WEP should not frighten you; instead, they should be regarded as the ancestors of crops. They possess flavours that are similar to those of the plants we normally eat but the taste is much more intense and lasting. Eating wild foods also means rediscovering the complexity of flavour and properties that have been lost to us because they have become standardised as a result of plant selection by humans. For instance, burdock is a member of the artichoke tribe and its leaves, stalks and taproots “taste just like artichokes after a quick blanching but have a flavour that is far more intense”, say Valeria. “Pimpinella anisum, also called aniseed, tastes like cucumber but with tannic nut-like notes”. The young shoot tips of Norway spruce (Valeria’s favourite plant) have a citrus-like taste suggestive of lemons, but with the aroma of balsam. Ground elder has the same flavour as celery, and so on. There are no limits, really. WEP represent a universe of flavours and textures that is much wider than the spectrum we are familiar with.  What’s more, they are full of essential nutrients: “one lettuce leaf has 25 times less vitamin C a nettle leaf, which, moreover, contains iron and potassium”.  Even the Norway spruce has 8 times more vitamin C than cultivated lemon, which an extra hint of balsam thanks to resin”. 

So how to you decide what to put on your plate? In foraging, nothing is left to chance: “You have to gather intelligently. If a plant species presents a risk, it is not gathered. A better idea is to focus on invasive or plentiful species to help maintain the natural balance and work cooperatively with the forest”. 

Valeria is a vegetarian but her research is not limited to the plant world: with a view to cooperating with the environment, gathering invasive animal species too is an undeniable act of harmony with nature. This is the case of Sinanodonta Woodiana, a freshwater mussel similar to the zebra mussel that ran rampant in Lake Maggiore and Lake Como, outcompeting native species, invading and damaging their habitat and depriving them of their living space. Sinanodonta Woodiana (Chinese pond mussel) is widely consumed in Asia and this is why we are investigating various possibilities of using this bivalve in cooking.

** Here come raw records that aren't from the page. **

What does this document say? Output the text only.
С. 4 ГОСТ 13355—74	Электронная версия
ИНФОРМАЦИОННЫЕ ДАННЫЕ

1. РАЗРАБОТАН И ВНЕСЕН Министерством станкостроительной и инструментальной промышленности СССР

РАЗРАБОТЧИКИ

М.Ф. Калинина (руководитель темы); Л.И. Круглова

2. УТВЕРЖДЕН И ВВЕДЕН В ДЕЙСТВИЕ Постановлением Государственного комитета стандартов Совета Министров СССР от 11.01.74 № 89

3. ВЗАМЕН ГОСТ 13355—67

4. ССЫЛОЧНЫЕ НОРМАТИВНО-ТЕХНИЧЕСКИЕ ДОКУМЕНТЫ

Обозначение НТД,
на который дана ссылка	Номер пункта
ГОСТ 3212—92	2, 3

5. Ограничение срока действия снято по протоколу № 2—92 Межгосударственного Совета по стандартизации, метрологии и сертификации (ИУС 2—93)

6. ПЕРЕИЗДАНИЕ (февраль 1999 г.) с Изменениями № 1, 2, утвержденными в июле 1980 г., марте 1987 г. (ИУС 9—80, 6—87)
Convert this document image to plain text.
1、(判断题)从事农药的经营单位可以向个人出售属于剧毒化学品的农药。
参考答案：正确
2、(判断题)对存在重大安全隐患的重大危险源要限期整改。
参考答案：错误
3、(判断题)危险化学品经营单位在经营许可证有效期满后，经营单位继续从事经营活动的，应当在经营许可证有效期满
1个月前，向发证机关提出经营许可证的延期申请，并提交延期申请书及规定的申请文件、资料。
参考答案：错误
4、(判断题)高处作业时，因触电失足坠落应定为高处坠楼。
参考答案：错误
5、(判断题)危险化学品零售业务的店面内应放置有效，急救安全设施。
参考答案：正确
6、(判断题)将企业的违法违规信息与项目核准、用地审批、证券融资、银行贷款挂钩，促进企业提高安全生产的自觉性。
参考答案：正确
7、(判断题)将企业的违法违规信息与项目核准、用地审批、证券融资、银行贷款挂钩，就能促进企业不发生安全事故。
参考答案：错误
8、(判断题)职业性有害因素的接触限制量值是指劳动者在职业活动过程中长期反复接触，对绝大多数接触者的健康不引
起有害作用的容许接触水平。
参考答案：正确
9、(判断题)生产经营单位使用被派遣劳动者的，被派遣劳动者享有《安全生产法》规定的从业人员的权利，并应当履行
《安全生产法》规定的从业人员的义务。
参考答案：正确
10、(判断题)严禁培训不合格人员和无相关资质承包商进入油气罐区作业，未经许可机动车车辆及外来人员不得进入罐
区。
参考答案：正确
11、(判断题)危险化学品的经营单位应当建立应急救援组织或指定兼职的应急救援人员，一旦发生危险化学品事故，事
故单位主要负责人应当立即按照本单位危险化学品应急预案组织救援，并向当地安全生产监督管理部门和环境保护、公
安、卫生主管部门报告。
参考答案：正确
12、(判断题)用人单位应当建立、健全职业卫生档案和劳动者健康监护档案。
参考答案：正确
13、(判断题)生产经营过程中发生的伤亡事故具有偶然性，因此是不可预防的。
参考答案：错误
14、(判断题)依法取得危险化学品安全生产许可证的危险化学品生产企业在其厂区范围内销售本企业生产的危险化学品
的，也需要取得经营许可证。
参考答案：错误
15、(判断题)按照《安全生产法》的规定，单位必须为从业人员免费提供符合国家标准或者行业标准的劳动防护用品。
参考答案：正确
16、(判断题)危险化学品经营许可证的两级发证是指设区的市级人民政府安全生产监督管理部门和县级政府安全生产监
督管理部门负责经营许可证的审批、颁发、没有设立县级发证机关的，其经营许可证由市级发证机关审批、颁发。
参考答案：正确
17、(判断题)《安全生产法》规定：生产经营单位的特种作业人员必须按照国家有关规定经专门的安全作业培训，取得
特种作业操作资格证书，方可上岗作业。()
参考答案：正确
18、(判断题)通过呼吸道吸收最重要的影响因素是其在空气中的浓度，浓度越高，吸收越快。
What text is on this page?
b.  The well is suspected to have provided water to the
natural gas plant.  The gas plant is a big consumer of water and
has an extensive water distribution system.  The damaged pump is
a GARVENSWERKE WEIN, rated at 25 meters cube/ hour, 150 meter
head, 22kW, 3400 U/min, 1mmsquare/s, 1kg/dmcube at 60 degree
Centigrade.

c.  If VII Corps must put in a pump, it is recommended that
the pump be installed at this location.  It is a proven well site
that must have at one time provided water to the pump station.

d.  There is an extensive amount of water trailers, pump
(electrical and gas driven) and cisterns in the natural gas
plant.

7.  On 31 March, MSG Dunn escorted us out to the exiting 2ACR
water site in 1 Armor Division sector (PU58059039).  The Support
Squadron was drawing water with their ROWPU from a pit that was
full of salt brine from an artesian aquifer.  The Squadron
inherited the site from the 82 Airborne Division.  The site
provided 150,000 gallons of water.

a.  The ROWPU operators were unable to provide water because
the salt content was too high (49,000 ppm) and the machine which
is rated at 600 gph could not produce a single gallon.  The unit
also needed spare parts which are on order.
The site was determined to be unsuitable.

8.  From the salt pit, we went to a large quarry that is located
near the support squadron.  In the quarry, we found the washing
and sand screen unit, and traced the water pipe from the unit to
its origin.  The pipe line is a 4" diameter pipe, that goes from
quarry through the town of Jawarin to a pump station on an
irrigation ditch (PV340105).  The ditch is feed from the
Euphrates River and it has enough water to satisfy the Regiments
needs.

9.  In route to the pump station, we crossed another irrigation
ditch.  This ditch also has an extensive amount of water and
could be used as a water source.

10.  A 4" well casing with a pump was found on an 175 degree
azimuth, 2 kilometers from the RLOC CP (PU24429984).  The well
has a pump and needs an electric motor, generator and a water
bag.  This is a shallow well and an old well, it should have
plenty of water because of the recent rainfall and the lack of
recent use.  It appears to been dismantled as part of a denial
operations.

The future for the team at Wood*Ing is considerably bright: besides the imminent move to new headquarters that are bigger and 100% environmentally sustainable, the activity never ends, world level collaboration is increasingly ambitious and more frequent, as are the projects planned for launch. Programmes to teach foraging in schools to help children rediscover their bond with nature will soon be launched as well as a project in Africa that will teach alimurgy to women to encourage them to use local products such as moringa, a plant that can provide as much protein as meat, a scarcity in Africa, for sustenance. 

The potential of foraging is therefore considerable. On the other side of the coin, if all seven billion inhabitants of the planet were to rely solely on wild edible plants, we could no longer regard the practice as sustainable. Realistically speaking, foraging is not a food supply model that can be carried out on a large scale. Nevertheless, it is still possible to practice it and enjoy its benefits while learning to include a few WEPs in our diet: Walk on the wild side, gathering in an appropriate and environmentally aware manner.